The two men, Muhammad Aziz and Khalil Islam, both spent over 20 years in prison for Malcolm X’s murder, which they always maintained they did not commit….reports Asian Lite News
The two men, who were exonerated after wrongly convicted in the 1965 assassination of human rights activist Malcolm X, will receive $36 million from the city and state of New York, their lawyer confirmed Sunday night.
Malcolm X was gunned down on February 21, 1965, at the Audubon Ballroom in New York City while he was addressing a gathering.
“The tragedy of Malcolm X’s murder was felt all over the world, and compounded by the fact that it led to the convictions and imprisonment of two innocent, young, Black men in America,” their lawyer David Shanies said in an emailed statement to AFP.

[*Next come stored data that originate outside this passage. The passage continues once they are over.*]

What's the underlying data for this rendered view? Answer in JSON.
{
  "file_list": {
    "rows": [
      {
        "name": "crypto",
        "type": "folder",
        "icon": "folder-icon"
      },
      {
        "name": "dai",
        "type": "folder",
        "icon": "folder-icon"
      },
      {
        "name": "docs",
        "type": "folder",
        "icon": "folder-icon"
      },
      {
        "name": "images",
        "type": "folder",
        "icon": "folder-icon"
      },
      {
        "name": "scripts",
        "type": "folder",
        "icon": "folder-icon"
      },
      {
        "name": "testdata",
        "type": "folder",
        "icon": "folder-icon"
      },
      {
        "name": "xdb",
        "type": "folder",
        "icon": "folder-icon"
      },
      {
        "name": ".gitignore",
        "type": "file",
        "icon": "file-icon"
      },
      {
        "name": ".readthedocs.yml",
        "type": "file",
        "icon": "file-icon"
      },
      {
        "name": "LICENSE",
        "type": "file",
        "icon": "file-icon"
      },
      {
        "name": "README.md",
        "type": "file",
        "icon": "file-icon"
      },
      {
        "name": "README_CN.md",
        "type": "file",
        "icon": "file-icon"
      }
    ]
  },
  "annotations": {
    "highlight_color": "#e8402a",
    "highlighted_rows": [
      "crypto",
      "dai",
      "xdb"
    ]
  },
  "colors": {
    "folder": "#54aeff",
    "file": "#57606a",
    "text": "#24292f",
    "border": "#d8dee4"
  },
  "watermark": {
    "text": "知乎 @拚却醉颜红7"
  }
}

The two men, Muhammad Aziz and Khalil Islam, both spent over 20 years in prison for Malcolm X’s murder, which they always maintained they did not commit.
They were released in the mid-1980s, but it was not until November 2021 that their names were fully cleared by the New York State Supreme Court, which called their convictions almost a half-century ago “a failure of justice”, it was reported.
“Today we acknowledge that injustice and take a modest step toward rectifying it,” AFP quoted Shanies as saying.
He confirmed a report from the New York Times that the city of New York will pay $26 million to be split between 84-year-old Muhammad Aziz and the family of Islam, who died in 2009.
The state government of New York will also pay five million dollars each, for a total of $36 million in compensation.
The two and a third man named Mujahid Abdul Halim were convicted of murder in 1966 and sentenced to life in prison.
Halim, now 81 and released from prison in 2010, confessed to the murder but maintained the innocence of the other two.
In November last year, Manhattan District Attorney Cyrus Vance together with Shanies Law Office and non-profit legal organisation Innocence Project moved to vacate the convictions and dismiss the indictments of Aziz and Islam.
A two-year re-investigation found that the two didn’t receive a fair trial as New York Police Department and the Federal Bureau of Investigation withheld exculpatory evidence that would have likely led to their acquittal.
Vance said in the court: “I apologise for what were serious, unacceptable violations of the law and the public trust. I apologise on behalf of our nation’s law enforcement for this decades-long injustice, which has eroded public faith in institutions that are designed to guarantee the equal protection of the law.